Mit kaum einen anderen Fach hat die Strahlentherapie so viele Berührungspunkte wie mit der gynäkologischen und senologischen Onkologie. So gibt es in diesem Bereich kein Malignom, bei dessen Behandlung die Strahlentherapie in Früh- und/oder fortgeschrittenen Stadien nicht Erwähnung fände. In allen Teilgebieten haben sich in den letzten Jahren teils grundlegende Veränderungen ergeben. Die Herausgeber fassen daher aus allen fünf Bereichen die aktuellen Forschungsergebnisse zusammen, die zu neuen Konzepten in der Behandlung solider Tumoren in den jeweiligen Teilgebieten unseres Faches geführt haben. Auch wenn die Grenzen zwischen leitliniengerechter und experimenteller Therapie vermeintlich zu verschwimmen scheinen, werden ganz eindeutig die aktuellen Standards der jeweiligen Behandlungsmethoden unterstrichen.

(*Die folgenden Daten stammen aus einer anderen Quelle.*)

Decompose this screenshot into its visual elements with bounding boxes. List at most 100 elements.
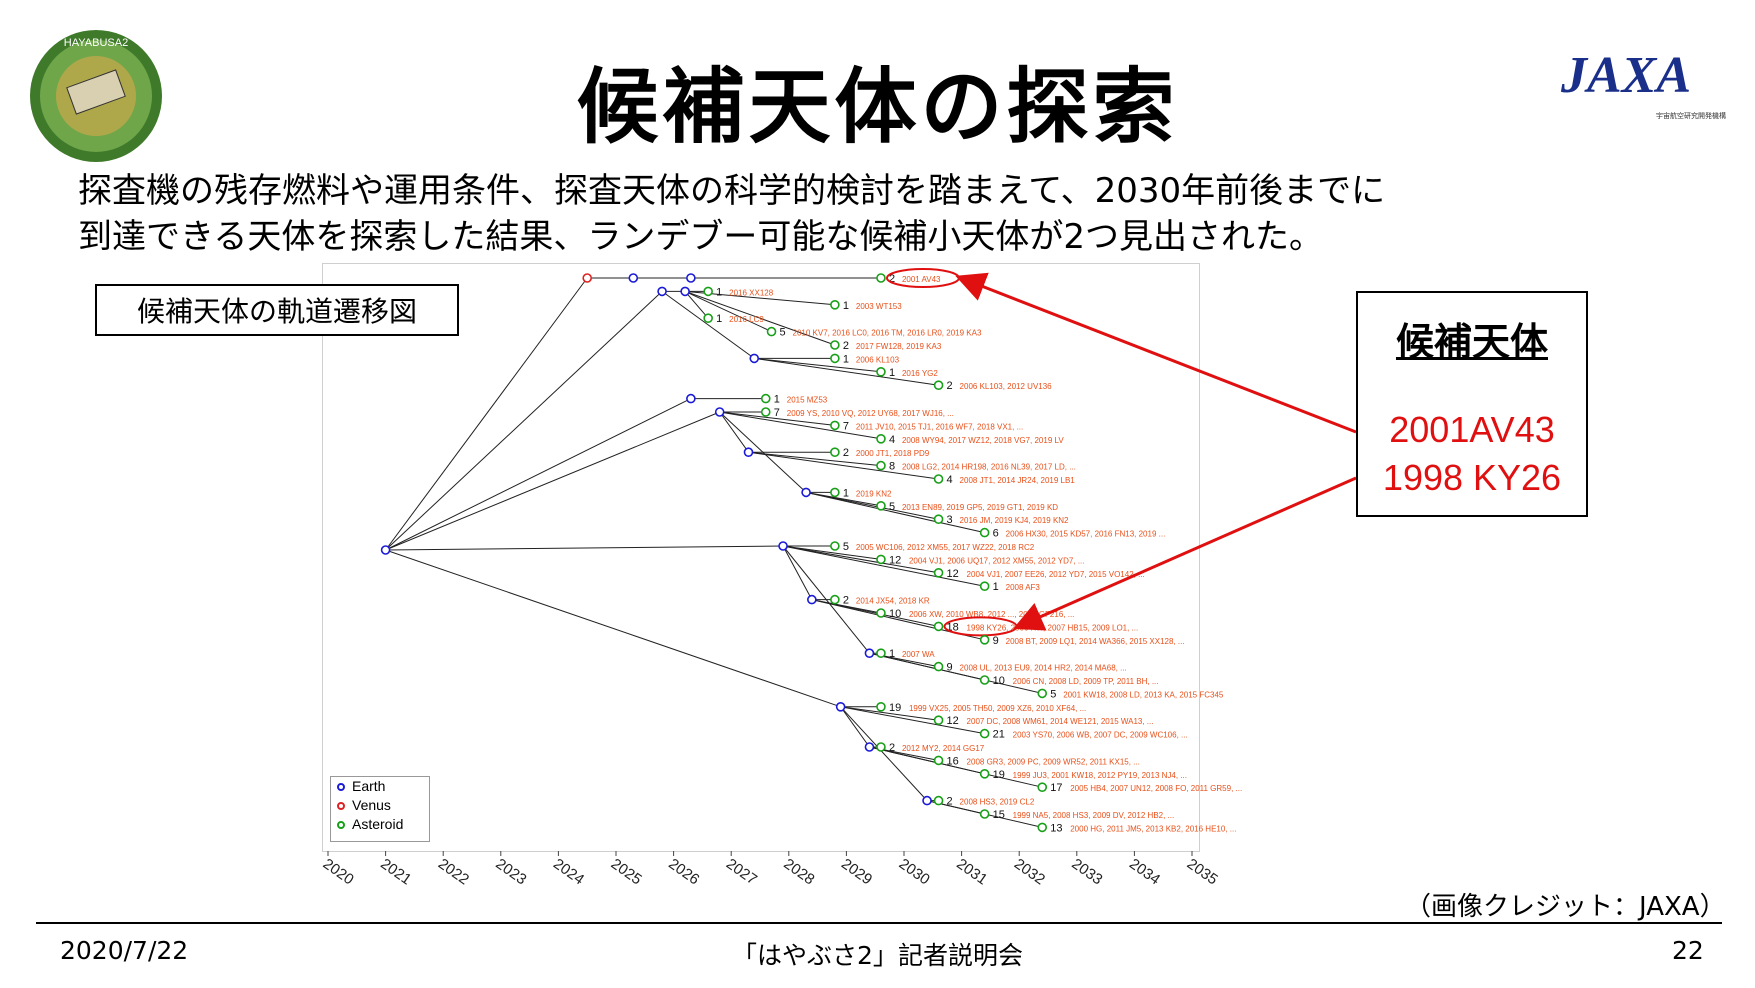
- x-tick-label: 2021: [377, 855, 414, 888]
- leaf-asteroid-label: 2011 JV10, 2015 TJ1, 2016 WF7, 2018 VX1,…: [856, 422, 1023, 431]
- leaf-count-label: 2: [843, 340, 849, 352]
- x-tick-label: 2028: [781, 855, 818, 888]
- candidate-arrow: [1013, 476, 1357, 631]
- root-earth-node: [380, 545, 391, 555]
- chart-panel-label: 候補天体の軌道遷移図: [95, 284, 459, 336]
- earth-flyby-node: [807, 594, 817, 605]
- earth-flyby-node: [864, 648, 875, 659]
- trajectory-edge: [684, 290, 772, 333]
- asteroid-node: [830, 487, 840, 498]
- leaf-asteroid-label: 2008 BT, 2009 LQ1, 2014 WA366, 2015 XX12…: [1006, 637, 1185, 646]
- leaf-count-label: 7: [774, 407, 780, 419]
- candidate-arrow: [955, 272, 1357, 434]
- leaf-asteroid-label: 2008 GR3, 2009 PC, 2009 WR52, 2011 KX15,…: [967, 757, 1140, 766]
- x-tick-label: 2023: [493, 855, 530, 888]
- leaf-count-label: 6: [993, 528, 999, 540]
- leaf-asteroid-label: 2008 LG2, 2014 HR198, 2016 NL39, 2017 LD…: [902, 463, 1076, 472]
- x-tick-label: 2031: [953, 855, 990, 888]
- image-credit: （画像クレジット：JAXA）: [1405, 892, 1726, 922]
- x-tick-label: 2022: [435, 855, 472, 888]
- leaf-asteroid-label: 2005 HB4, 2007 UN12, 2008 FO, 2011 GR59,…: [1070, 784, 1242, 793]
- leaf-count-label: 5: [843, 541, 849, 553]
- asteroid-node: [1037, 688, 1048, 699]
- asteroid-node: [876, 460, 886, 471]
- legend-entry-asteroid: Asteroid: [331, 815, 429, 834]
- asteroid-node: [703, 313, 713, 324]
- leaf-count-label: 1: [774, 394, 780, 406]
- leaf-asteroid-label: 2013 EN89, 2019 GP5, 2019 GT1, 2019 KD: [902, 503, 1058, 512]
- asteroid-node: [766, 326, 777, 337]
- trajectory-edge: [754, 357, 882, 373]
- asteroid-node: [876, 366, 886, 377]
- leaf-count-label: 10: [889, 608, 901, 620]
- earth-flyby-node: [778, 541, 788, 551]
- asteroid-node: [876, 433, 886, 444]
- asteroid-node: [979, 768, 990, 779]
- venus-flyby-node: [582, 273, 593, 283]
- leaf-count-label: 12: [947, 715, 959, 727]
- venus-marker-icon: [337, 801, 345, 810]
- leaf-asteroid-label: 2004 VJ1, 2007 EE26, 2012 YD7, 2015 VO14…: [967, 570, 1145, 579]
- earth-flyby-node: [686, 273, 696, 283]
- leaf-count-label: 1: [716, 313, 722, 325]
- legend-entry-venus: Venus: [331, 796, 429, 815]
- x-tick-label: 2024: [550, 855, 587, 888]
- leaf-count-label: 19: [993, 769, 1005, 781]
- leaf-count-label: 4: [889, 434, 895, 446]
- trajectory-edge: [840, 706, 985, 735]
- leaf-count-label: 10: [993, 675, 1005, 687]
- trajectory-edge: [661, 290, 755, 359]
- trajectory-edge: [840, 706, 928, 801]
- asteroid-node: [760, 393, 771, 404]
- footer-date: 2020/7/22: [60, 936, 189, 965]
- leaf-count-label: 17: [1050, 782, 1062, 794]
- asteroid-node: [830, 353, 840, 364]
- leaf-count-label: 1: [889, 648, 895, 660]
- trajectory-edge: [869, 652, 1043, 694]
- asteroid-node: [1037, 782, 1048, 793]
- leaf-count-label: 16: [947, 755, 959, 767]
- slide-title: 候補天体の探索: [576, 60, 1179, 155]
- leaf-asteroid-label: 2016 LC9: [729, 315, 764, 324]
- trajectory-edge: [840, 706, 870, 748]
- asteroid-node: [933, 567, 944, 578]
- leaf-asteroid-label: 2014 JX54, 2018 KR: [856, 597, 930, 606]
- asteroid-node: [876, 554, 886, 565]
- asteroid-marker-icon: [337, 820, 345, 829]
- earth-flyby-node: [743, 447, 754, 458]
- leaf-asteroid-label: 2016 XX128: [729, 288, 774, 297]
- asteroid-node: [830, 541, 840, 551]
- asteroid-node: [830, 420, 840, 431]
- jaxa-logo: JAXA 宇宙航空研究開発機構: [1560, 47, 1726, 120]
- leaf-count-label: 9: [993, 635, 999, 647]
- leaf-count-label: 1: [843, 300, 849, 312]
- trajectory-edge: [385, 545, 784, 551]
- earth-flyby-node: [801, 487, 811, 498]
- trajectory-edge: [782, 545, 985, 587]
- trajectory-edge: [385, 549, 841, 708]
- leaf-count-label: 2: [843, 447, 849, 459]
- leaf-count-label: 1: [889, 367, 895, 379]
- leaf-asteroid-label: 2008 UL, 2013 EU9, 2014 HR2, 2014 MA68, …: [960, 664, 1127, 673]
- asteroid-node: [933, 795, 944, 806]
- leaf-asteroid-label: 2001 KW18, 2008 LD, 2013 KA, 2015 FC345: [1063, 690, 1224, 699]
- trajectory-edge: [385, 411, 720, 551]
- asteroid-node: [979, 581, 990, 592]
- trajectory-edge: [385, 291, 663, 551]
- asteroid-node: [830, 299, 840, 310]
- leaf-count-label: 4: [947, 474, 953, 486]
- leaf-count-label: 12: [947, 568, 959, 580]
- leaf-asteroid-label: 2007 DC, 2008 WM61, 2014 WE121, 2015 WA1…: [967, 717, 1154, 726]
- x-tick-label: 2033: [1069, 855, 1106, 888]
- intro-text: 探査機の残存燃料や運用条件、探査天体の科学的検討を踏まえて、2030年前後までに…: [78, 168, 1385, 260]
- leaf-count-label: 7: [843, 420, 849, 432]
- earth-flyby-node: [628, 273, 639, 283]
- leaf-asteroid-label: 2006 KL103, 2012 UV136: [960, 382, 1053, 391]
- asteroid-node: [760, 407, 771, 417]
- trajectory-edge: [805, 491, 985, 534]
- leaf-count-label: 1: [993, 581, 999, 593]
- agency-logo-subtext: 宇宙航空研究開発機構: [1656, 111, 1726, 120]
- asteroid-node: [876, 648, 886, 659]
- asteroid-node: [933, 621, 944, 632]
- asteroid-node: [979, 527, 990, 538]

In der adjuvanten Strahlentherapie scheint sich eine Abkehr von der Radikalität zu vollziehen

Nicht nur in der operativen Behandlung, sondern auch im Rahmen der adjuvanten Strahlentherapie nach brusterhaltender Operation scheint sich eine Abkehr von der Radikalität zu vollziehen. Dr. Bottke wird zum derzeitigen Stand der intraoperativen Radiotherapie (IORT) des Mammakarzinoms eine Übersicht geben, unterschiedliche Methoden beschreiben und bewerten sowie zu den Perspektiven einer solchen neuen Applikationsart Stellung beziehen.

Nachdem die Teilbrustbestrahlung (PBR) unter Nutzung der Multikathetertechnik eine besondere Stellung einnimmt, welche weder eindeutig der IORT noch der üblichen adjuvanten Strahlentherapie nach Brusterhalt zuzuordnen ist, wird Dr. Kovács uns einen Überblick darüber geben, welchen Stellenwert eine solche Methode in Zeiten der sich entwickelnden IORT besitzt.

Immer wieder wird bei der adjuvanten Behandlungsplanung von Uterussarkomen darüber diskutiert, ob und in welcher Weise Patientinnen von einer Strahlentherapie profitieren. Dabei ist es wichtig zu unterscheiden, um welche Art von Sarkom – Leiomyo- oder Karzinosarkom – es sich handelt, wie Frau PD Dr. Marnitz u. a. in ihrem Beitrag erläutern.

Auch in der Behandlung des Vulvakarzinoms ringt man um adjuvante Behandlungskonzepte, nicht zuletzt wegen der „Rezidivfreudigkeit“ dieser Tumorentität. Ist aber deswegen in allen Fällen eine adjuvante Strahlentherapie – mit all ihren Nebenwirkungen und sich daraus ergebenden Einschränkungen – für die Patientin indiziert? Frau Professor Hänsgen wird uns dazu einen kritischen Überblick verschaffen.

Für die adjuvante Bestrahlung des Endometriumkarzinoms ist das Stadium pT1bG2 der „Scheidepunkt“

Nicht weniger Diskussionsbedarf stellt sich bei der adjuvanten Strahlentherapie des Endometriumkarzinoms. So scheint das Stadium pT1bG2 der „Scheidepunkt“ zu sein: Ist hier die adjuvante Strahlentherapie indiziert? Wenn ja, als Brachytherapie oder perkutane Beckenbestrahlung? Oder ist sie schlichtweg eine Übertherapie, assoziiert mit nicht zu tolerierenden Nebenwirkungen? Sollte man stattdessen besser die pelvine und paraaortale Lymphonodektomie durchführen? Zu diesen Fragen wird uns Dr. Varga einen kritischen Überblick über den derzeitigen Stand der Literatur geben.

Abschließend wird uns Dr. Krause über die radiobiologische Rationale in der strahlentherapeutischen Behandlung gynäkologischer Tumore informieren.

Wir hoffen, mit der Themenauswahl Ihr Interesse zu wecken und aktuelle, teils heftig umstrittene Diskussionspunkte adäquat beleuchtet zu haben.